Production Has Opinions

The bottleneck in AI is rarely the algorithm. It's everything around it, the data, the workflows, the ownership, the incentives. Getting something to actually work in production is still surprisingly hard.


Most organizations are not struggling with models.

They are struggling with systems.

Over the past decade, I have spent a lot of time building AI and data science systems inside large enterprises. One pattern keeps repeating. The tools keep getting better. The models keep getting better. The demos look more impressive every year.

But getting something to actually work in production, in real workflows, with real data, with real users, is still surprisingly hard.

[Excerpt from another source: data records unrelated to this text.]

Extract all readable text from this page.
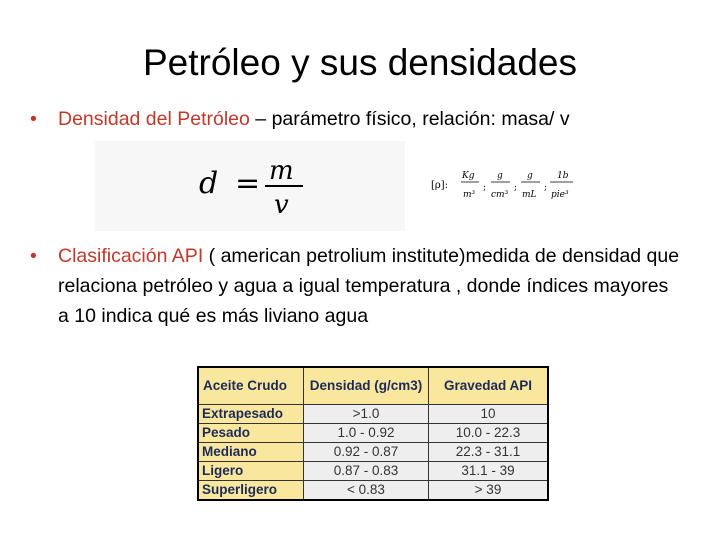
Petróleo y sus densidades
•	Densidad del Petróleo – parámetro físico, relación: masa/ v
d = m
v
[ρ]:
Kg
m³
;
g
cm³
;
g
mL
;
1b
pie³
•	Clasificación API ( american petrolium institute)medida de densidad que relaciona petróleo y agua a igual temperatura , donde índices mayores a 10 indica qué es más liviano agua
Aceite Crudo	Densidad (g/cm3)	Gravedad API
Extrapesado	>1.0	10
Pesado	1.0 - 0.92	10.0 - 22.3
Mediano	0.92 - 0.87	22.3 - 31.1
Ligero	0.87 - 0.83	31.1 - 39
Superligero	< 0.83	> 39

The Bottleneck Is Rarely the Algorithm

The bottleneck is everything around it:

  • Messy, fragmented data that was never designed to support the kind of inference you need
  • Workflows that do not map cleanly to model inputs and outputs
  • Unclear ownership across teams, where the people who built the model are not the people who have to live with the results
  • Systems that were never designed for AI-driven decisions: built for reporting, not for acting
  • Incentives that reward pilots and discourage the kind of long-term platform investment that production actually requires

None of these are model problems. They are organizational and systems problems, and no amount of better algorithms fixes them.

What Generative AI Has Made More Visible

Generative AI has made this gap more visible.

The barrier to a working demo has never been lower. But building something reliable enough to support real decisions still takes platform thinking, not just model thinking.

The demo almost always works. Production has opinions. Production is where real users make real decisions, where edge cases accumulate, where latency matters, where the mismatch between what the model was trained on and what the world actually looks like starts to show.

Why This Led to Toutami

This gap is one of the reasons I started Toutami, not because the models were not good enough, but because the layer between the model and the decision was missing.

Building that layer means treating reliability as a first-class concern from the start, not something you bolt on after the demo gets approved.

The interesting work is not getting the model to run.

It is making the system reliable enough that people are willing to depend on it.